In an instant, my eyes spot a man, all by himself, talking on his phone. He too waits for his order to be served. Shortly, his companion arrives. Looks like his wife. He acknowledges her arrival, but remains hooked to his phone.

Their meals are brought, but obviously, the man isn’t done yet with his call, nor has any intention of cutting it. As they commence eating, the man continues paying more attention to his friend at the other end of the line, rather than to the person in front of him.

I feel upset. I think how rude, inconsiderate, disrespectful of him to ignore her throughout their shared meal. Here she is having a meal together with her hubby at that small round table, yet the distance between them must be wide.

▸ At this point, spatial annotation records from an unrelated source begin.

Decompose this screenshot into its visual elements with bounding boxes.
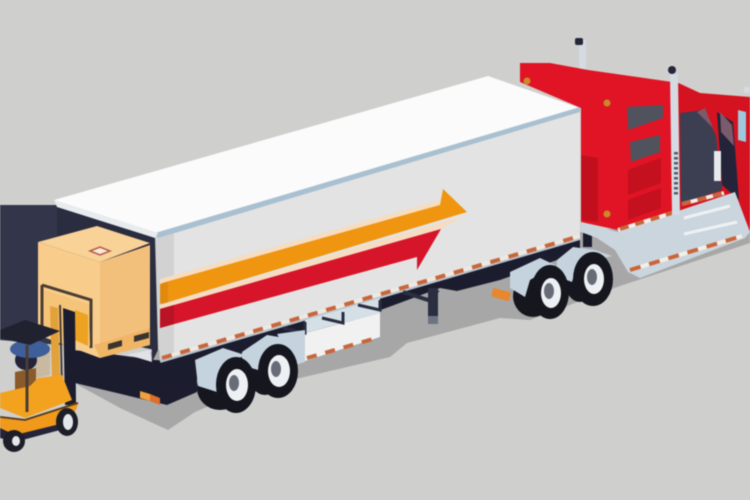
trailer roof xyxy=(54,76,580,233)
inner tire front B xyxy=(565,262,595,302)
trailer interior xyxy=(57,207,155,350)
roof rear lip xyxy=(54,200,158,238)
cab base xyxy=(581,192,750,278)
box tape xyxy=(307,337,380,358)
fender filler xyxy=(277,330,305,365)
storage box xyxy=(283,298,380,361)
seat detail xyxy=(714,151,721,181)
exhaust heat shield xyxy=(674,152,678,196)
rear wheel xyxy=(3,430,25,452)
pallet slot left xyxy=(108,340,122,350)
orange stripe dark end xyxy=(160,282,168,304)
cab shadow side xyxy=(581,155,598,222)
fender rear B xyxy=(242,335,297,370)
wheel rear A xyxy=(216,357,256,413)
undercarriage xyxy=(0,418,60,442)
exhaust cap left xyxy=(575,38,583,45)
trailer door post xyxy=(150,237,158,362)
box top xyxy=(38,226,150,262)
door glass xyxy=(720,112,734,146)
forklift xyxy=(0,285,91,452)
fragile label xyxy=(90,247,110,255)
far mirror xyxy=(744,87,750,93)
marker lights xyxy=(524,78,530,84)
fender front B xyxy=(556,247,612,282)
opening upper accent xyxy=(697,108,713,128)
tractor cab xyxy=(520,38,750,278)
exhaust cap right xyxy=(668,66,676,74)
body dark seam xyxy=(0,403,78,420)
front wheel xyxy=(56,408,78,436)
canopy post xyxy=(26,345,28,412)
inner tire front A xyxy=(513,275,553,317)
step lines xyxy=(684,206,737,234)
trailer side wall xyxy=(155,110,580,362)
warehouse dark wall xyxy=(0,205,150,345)
forklift upper body xyxy=(0,375,72,418)
lift carriage xyxy=(75,310,88,346)
door sill tape xyxy=(682,193,724,204)
mast dark xyxy=(63,308,76,405)
door opening xyxy=(680,110,722,204)
inner tire B xyxy=(249,355,281,395)
base tape xyxy=(630,236,742,270)
box left face xyxy=(38,242,100,358)
rear axle fenders and wheels xyxy=(195,330,305,413)
lift frame xyxy=(42,285,91,348)
door panel xyxy=(717,112,739,200)
pallet xyxy=(94,328,150,358)
window upper xyxy=(627,105,663,130)
landing gear xyxy=(403,288,438,324)
red arrow xyxy=(160,229,441,328)
lift frame inside xyxy=(44,290,90,346)
window lower xyxy=(630,135,660,162)
box right face xyxy=(100,245,150,358)
grille upper xyxy=(628,158,661,195)
underframe xyxy=(160,237,580,385)
grille lower xyxy=(628,188,661,220)
wheel rear B xyxy=(258,344,298,398)
dark hitch block xyxy=(583,233,592,247)
cab body xyxy=(520,63,672,230)
pallet slot right xyxy=(134,332,149,342)
roof edge xyxy=(155,107,580,238)
ground shadow xyxy=(72,215,750,430)
exhaust right xyxy=(670,74,680,215)
fender rear A xyxy=(195,348,245,392)
rear light xyxy=(140,391,160,405)
rear underride block xyxy=(72,350,197,405)
inner tire A xyxy=(197,366,243,410)
driver xyxy=(10,340,50,396)
front axle fenders and wheels xyxy=(491,233,613,319)
canopy xyxy=(0,320,60,345)
mast thin dark xyxy=(60,305,62,385)
tail light xyxy=(491,288,511,301)
trailer rear post shade xyxy=(155,232,174,362)
box brackets xyxy=(283,300,380,333)
fender front A xyxy=(510,258,555,297)
cab tape upper xyxy=(618,213,672,230)
orange arrow xyxy=(160,189,467,310)
right cab red xyxy=(672,80,750,232)
trailer reflective tape xyxy=(160,236,580,361)
trailer floor edge xyxy=(125,350,152,362)
side window blue xyxy=(738,110,746,142)
exhaust left xyxy=(579,40,586,72)
mast yellow xyxy=(50,306,60,378)
seat backdrop xyxy=(35,345,50,378)
chassis xyxy=(72,237,580,405)
wheel front B xyxy=(573,252,613,306)
wheel front A xyxy=(531,265,569,319)
cargo box on pallet xyxy=(38,226,150,358)
body lower xyxy=(0,404,78,435)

I’m just imagining of course. She may know who the other person is, and the nature or urgency of that phone conversation?!? So she may understand. And it’s okay with her I guess.

The group of friends nearby are each on their phones, too, while talking or sharing a laugh or two. They seem to – well really enjoy each other’s company, even though their eyes are glued on the screen of their phones.

As with the rest of most people nowadays – this is a common scene, be it at home, at work, in the malls, or elsewhere.

One video comes to mind – that of a dolphin undersea who goes up to a diver, takes his hand, to rub his belly. We are used to domestic pets doing this. The point is, even animals yearn for interaction from humans, but humans are getting more and more inclined to create, enjoy virtual relationships – through their electronic gadgets.

What an utter sad, wrong way of using technology. Our mobiles/laptops/tablets/computers are meant to augment – never to replace or destroy — our face-to-face interactions. You hear of family members, texting each other, even though they are just there in their home. You see them eating together, almost mechanically because some seem more attentive to their phones than on the food, totally oblivious of their moms or dads or siblings.

Back in my time, our elders used to remind us, “Eating is like praying.” Sadly, the sacredness of family time today is marred by the intrusion of these electronic gadgets. Many families no longer communicate on a deeper, intimate level.

Communication gadgets are without doubt helpful in times of emergency, and when we are separated by physical distance from the important people in our lives.

Yet, how can strong, meaningful relationships ever thrive when communication is driven solely by technology? Where have good table manners gone? Well, just some food for thought, folks.

Oh, here comes my breakfast now. I’m asking for an additional order of fried garlic rice because I forget they serve two slices of buttered toast to go with the omelette. Hmmm, not good with the tuyo.